Now I am trying to come up with another approach which comes down to first building an sorted index list ([int[]]
) and than pick a bulk of those indices (e.g. 1e6
) from the source file and drop them onto the pipeline:
Function Sort-BigCsv {
[CmdletBinding()] param(
[string]$FilePath,
[String]$Property,
[Int]$BulkSize = 1e6,
[System.Text.Encoding]$Encoding = [System.Text.Encoding]::Default
)
Begin {
if ($FilePath.StartsWith('.\')) { $FilePath = Join-Path (Get-Location) $FilePath }
$Index = 0
$Dictionary = [System.Collections.Generic.SortedDictionary[string, int]]::new()
Import-Csv $FilePath -Encoding $Encoding | Foreach-Object { $Dictionary[$_.$Property] = $Index++ }
$IndexList = [int[]]($Dictionary.Values)
$Dictionary = $Null # we only need the sorted index list
}
Process {
$Start = 0
While ($Start -lt $IndexList.Count) {
[System.GC]::Collect()
$End = $Start + $BulkSize - 1
if ($End -ge $IndexList.Count) { $End = $IndexList.Count - 1 }
Import-Csv $FilePath -Encoding $Encoding |
Select-Object -Index $IndexList[$Start..$End] | # Note that the -Index parameter reorders the list
Sort-Object $Property | # Consider smarter sort as this has already be done before
$Start = $End + 1
}
}
}
Example:
Sort-BigCsv .\Input.Csv Id -BulkSize 100 # | Export-Csv .\Output.Csv
I think that the general idea behind this should work, but I have second guesses what PowerShell is actually doing in terms of passing on the objects to the next cmdlet(/display), and questions arise like:
- Will every single item (including multiple items created within one
Process
block cycle) always immediately be picked up and processed by next cmdlet? - Will there be any difference for this function if I put everything in the
Process
block into theEnd
block? - What if the next process block is slower than the current one?

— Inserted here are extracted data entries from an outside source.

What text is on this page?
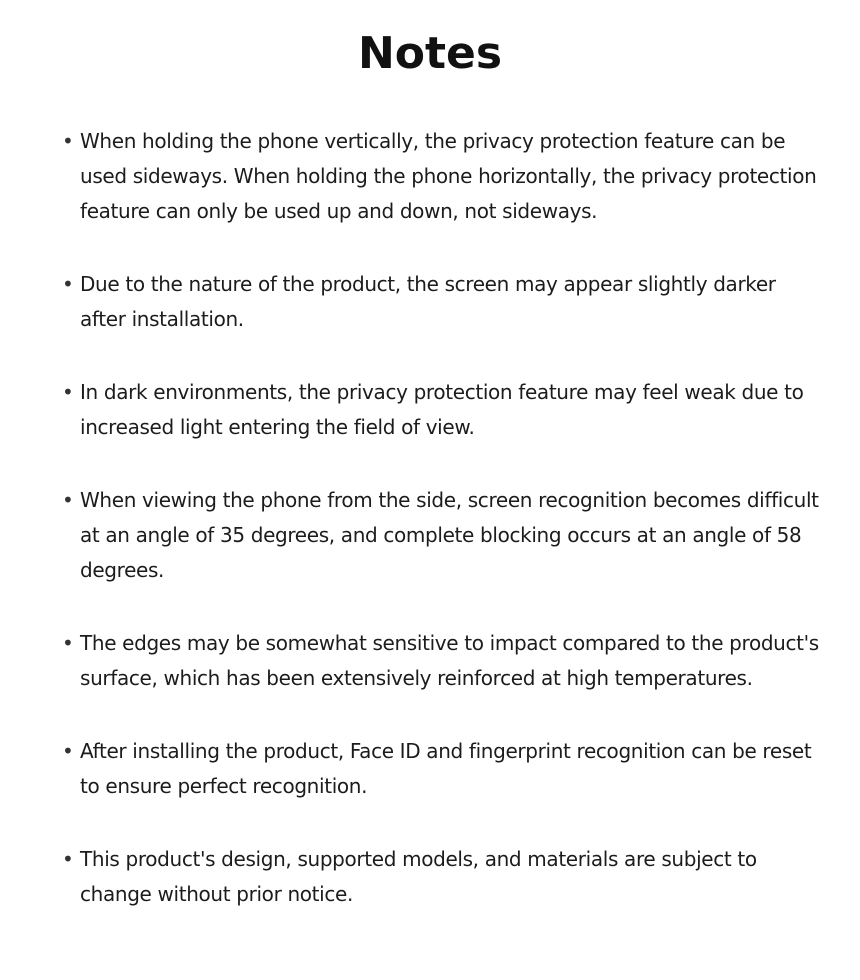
Notes
• When holding the phone vertically, the privacy protection feature can be used sideways. When holding the phone horizontally, the privacy protection feature can only be used up and down, not sideways.
• Due to the nature of the product, the screen may appear slightly darker after installation.
• In dark environments, the privacy protection feature may feel weak due to increased light entering the field of view.
• When viewing the phone from the side, screen recognition becomes difficult at an angle of 35 degrees, and complete blocking occurs at an angle of 58 degrees.
• The edges may be somewhat sensitive to impact compared to the product's surface, which has been extensively reinforced at high temperatures.
• After installing the product, Face ID and fingerprint recognition can be reset to ensure perfect recognition.
• This product's design, supported models, and materials are subject to change without prior notice.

- Will it stall the current one?
- Or will the items be buffered?
- If they are buffered, can I force them to be taken by the next cmdlet, or wait till they are consumed?
Maybe it is just working as supposed (it is hard to tell from e.g. the memory size in the task manager), but I would like to confirm this... Is there any check and/or control whether an item is passed on (or is this just simply always the case after a Write-Output`? Meaning, if the last cmdlet stalls, the first cmdlet will also needs to stall...)